As part of the European Green Deal, the European Commission presented its new action plan for a circular economy on March 11, 2020. This far-reaching strategy for a clean, resource-efficient economy will not only counteract the exploitation of our planet, but also make an important contribution towards achieving climate neutrality. The Juncker Commission had already presented a very successful first action plan in 2015. This included a wide-ranging package of measures to reform EU waste rules, the European plastics strategy and eco-design rules for electrical appliances.

The new plan describes the policy framework envisaged by the European Commission. By 2050, the EU wants to systematically recycle raw materials and resources, transforming the current wasteful “take-make-use-dispose” economic model into a sustainable system. In concrete terms, this means that sustainable products, services and business models must become the norm.

By offering manufacturers guidelines for implementing sustainability in their production processes, and by promoting sustainable products, LONGTIME® is fully in line with EU objectives.

What’s in the action plan?

The new circular economy package places particular emphasis on the design of sustainable products.
The Commission is particularly interested in those product groups that consume the most resources and are poorly recycled. These include certain electrical and electronic appliances, batteries, textiles, food products, packaging and building materials.
At the heart of the new action plan are rules for raw materials, intermediate products and consumer durables.
To this end, the Commission will set concrete requirements for product sustainability. Sustainability will be assessed on the basis of, among other things, product lifespan, repairability, resource consumption, carbon footprint and the presence of hazardous chemicals.

For electronic devices, in particular, the Commission is presenting far-reaching plans to extend the life of cell phones, tablets, laptops and printers. To this end, the reconditioning and reparability of these products will be improved. Manufacturers should be encouraged to allow hardware upgrades and offer longer software updates. One of the objectives is to introduce shared loaders. To improve battery collection and recycling, the Commission will draw up sustainability and transparency requirements for batteries. These will be published later this year.

The Commission also plans to strengthen consumer rights. It will revise European consumer legislation and establish a new “right to repair”.

The LONGTIME® label shares this objective by defending a right to repair with “Right to Repair”.

This should make it easier for all consumers to access practical and affordable repair services, spare parts and repair instructions. Here too, electronic devices are a priority.
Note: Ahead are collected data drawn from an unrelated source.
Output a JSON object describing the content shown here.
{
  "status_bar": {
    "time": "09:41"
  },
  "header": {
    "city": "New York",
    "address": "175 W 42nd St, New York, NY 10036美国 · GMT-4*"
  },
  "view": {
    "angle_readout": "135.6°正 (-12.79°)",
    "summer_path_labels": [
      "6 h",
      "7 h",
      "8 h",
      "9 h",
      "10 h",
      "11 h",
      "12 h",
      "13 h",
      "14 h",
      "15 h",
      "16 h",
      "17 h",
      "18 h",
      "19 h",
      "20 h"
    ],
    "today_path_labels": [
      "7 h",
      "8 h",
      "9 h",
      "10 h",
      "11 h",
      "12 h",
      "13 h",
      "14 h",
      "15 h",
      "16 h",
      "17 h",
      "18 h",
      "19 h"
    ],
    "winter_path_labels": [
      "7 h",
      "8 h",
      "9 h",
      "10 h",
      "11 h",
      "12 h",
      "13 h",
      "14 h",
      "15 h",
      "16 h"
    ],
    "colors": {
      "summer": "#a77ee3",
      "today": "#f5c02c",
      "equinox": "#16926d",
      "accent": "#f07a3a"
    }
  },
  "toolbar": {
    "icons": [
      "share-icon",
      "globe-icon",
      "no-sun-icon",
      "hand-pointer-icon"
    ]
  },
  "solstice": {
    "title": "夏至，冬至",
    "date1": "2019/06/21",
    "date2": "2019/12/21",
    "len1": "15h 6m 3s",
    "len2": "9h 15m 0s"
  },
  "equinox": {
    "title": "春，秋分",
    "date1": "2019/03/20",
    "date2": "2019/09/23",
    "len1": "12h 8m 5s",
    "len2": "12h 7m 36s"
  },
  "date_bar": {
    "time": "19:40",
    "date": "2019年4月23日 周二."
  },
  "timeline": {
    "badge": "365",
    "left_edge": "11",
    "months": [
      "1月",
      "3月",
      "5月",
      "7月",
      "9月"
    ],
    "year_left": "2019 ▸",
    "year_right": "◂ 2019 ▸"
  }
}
In this context, the Commission will also examine the extension of guarantees given to consumers by manufacturers and distributors, as well as economic instruments enabling Member States to use VAT rates to promote repair services.

Ambitious targets for reducing absolute resource consumption in the EU, which featured in an initial draft action plan, are not part of the final strategy. The measures announced today are therefore not part of a clearly formulated framework for reducing the EU’s ecological footprint.